By Prof. Gerald P. Mallon, DSW, Associate Dean of Scholarship and Research at the Silberman School of Social Work at Hunter College in New York City.
Prof. Mallon has been a child welfare practitioner, advocate, educator, and researcher for more than 46 years.. Dr. Mallon was the first child welfare professional in the U.S. to research, write about, and develop programs for LGBTQ+ youth in child welfare settings. Dr. Mallon’s scholarship and practice has been recognized through multiple awards including The Judge Richard Ware Award – Louisiana Children’s Trust Fund; The New York State Citizens Coalition for Children Advocacy Award, the Hosteter-Habib Award, Family Equality Council; the Child Advocate of the Year Award – North American Council on Adoptable and induction in 2014 as a Fellow of the American Academy of Social Work and Social Welfare. In 2017, Dr.
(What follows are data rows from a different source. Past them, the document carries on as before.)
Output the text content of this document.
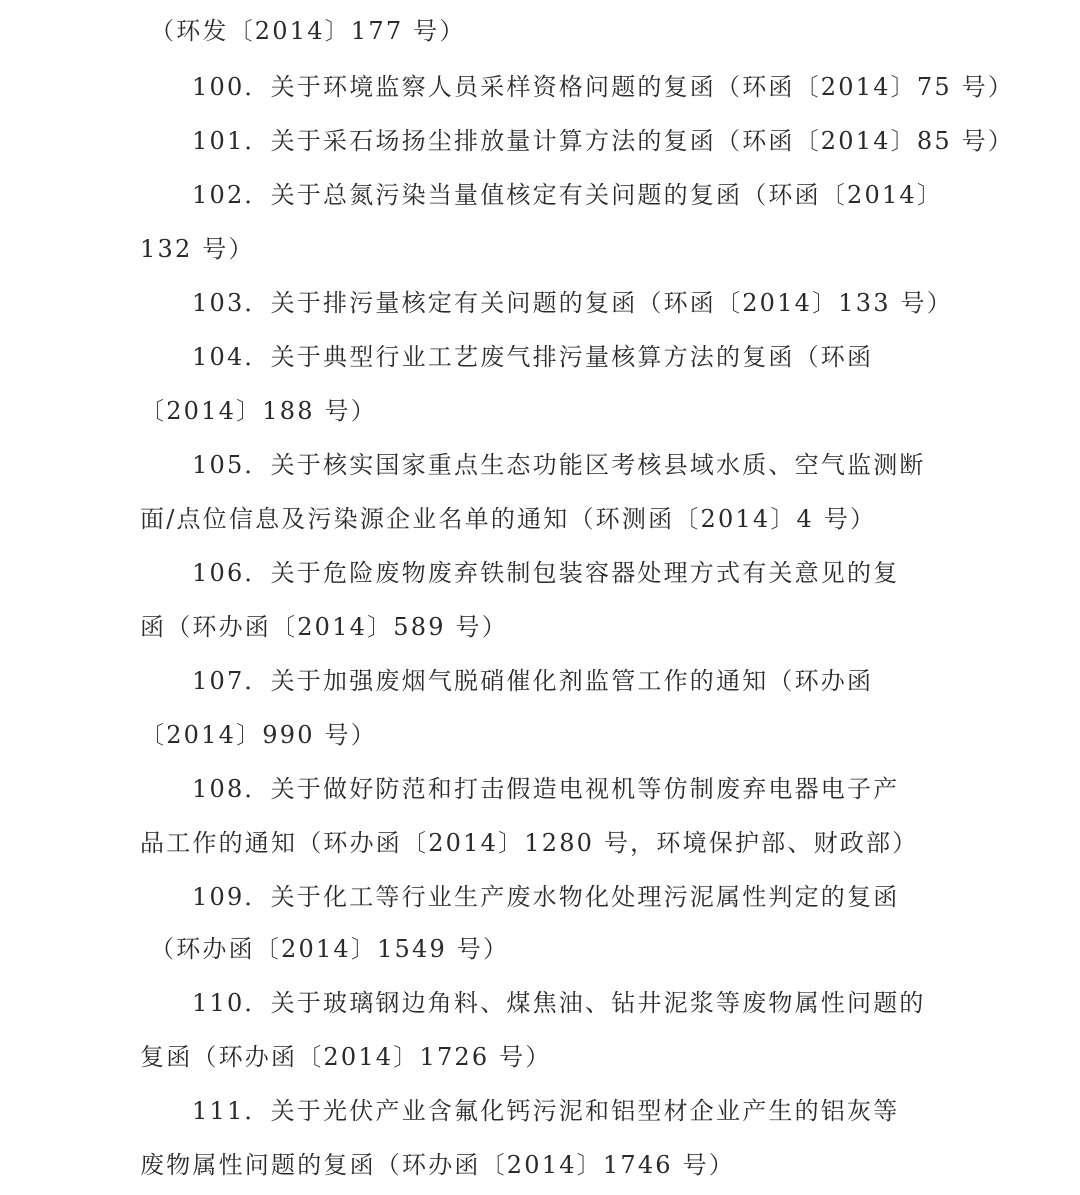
（环发〔2014〕177 号）
100．关于环境监察人员采样资格问题的复函（环函〔2014〕75 号）
101．关于采石场扬尘排放量计算方法的复函（环函〔2014〕85 号）
102．关于总氮污染当量值核定有关问题的复函（环函〔2014〕
132 号）
103．关于排污量核定有关问题的复函（环函〔2014〕133 号）
104．关于典型行业工艺废气排污量核算方法的复函（环函
〔2014〕188 号）
105．关于核实国家重点生态功能区考核县域水质、空气监测断
面/点位信息及污染源企业名单的通知（环测函〔2014〕4 号）
106．关于危险废物废弃铁制包装容器处理方式有关意见的复
函（环办函〔2014〕589 号）
107．关于加强废烟气脱硝催化剂监管工作的通知（环办函
〔2014〕990 号）
108．关于做好防范和打击假造电视机等仿制废弃电器电子产
品工作的通知（环办函〔2014〕1280 号，环境保护部、财政部）
109．关于化工等行业生产废水物化处理污泥属性判定的复函
（环办函〔2014〕1549 号）
110．关于玻璃钢边角料、煤焦油、钻井泥浆等废物属性问题的
复函（环办函〔2014〕1726 号）
111．关于光伏产业含氟化钙污泥和铝型材企业产生的铝灰等
废物属性问题的复函（环办函〔2014〕1746 号）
Mallon was awarded the Adoption Excellence Award from the U.S. Department of Health and Human Services. Dr. Mallon is an internationally recognized expert on LGBTQ+ children, youth, and family issues particularly as they relate to child welfare. And juvenile justice. Through his writing, advocacy, and training efforts, he has influenced major changes in policy and practice concerning LGBTQ+ youth within these systems.
Lecture description: Research indicates that LGBTQ+ youth experience higher rates of abuse and neglect compared to their heterosexual counterparts. Many LGBTQ+ youth are especially impacted by abuse and neglect situations as their identities are often subject to verbal harassment and violence at home, by their immediate family members, in schools, in the community and by the very systems that are designed to protect them. A high rate of LGBTQ+ youth will have traumatic experiences in their social world, such as discrimination, bullying, violence, and rejection. For many years the child welfare system has not acknowledge or understood this unique vulnerability of LGBTQ+ youth or included them within their child protection schemes and therefore have not tailored responses to address the trauma-related needs of this population. This lecture will address the risk factors for abuse and neglect among LGBTQ youth, the response of the welfare system to them, and the recommended trauma informed responses which should be adopted in the welfare services.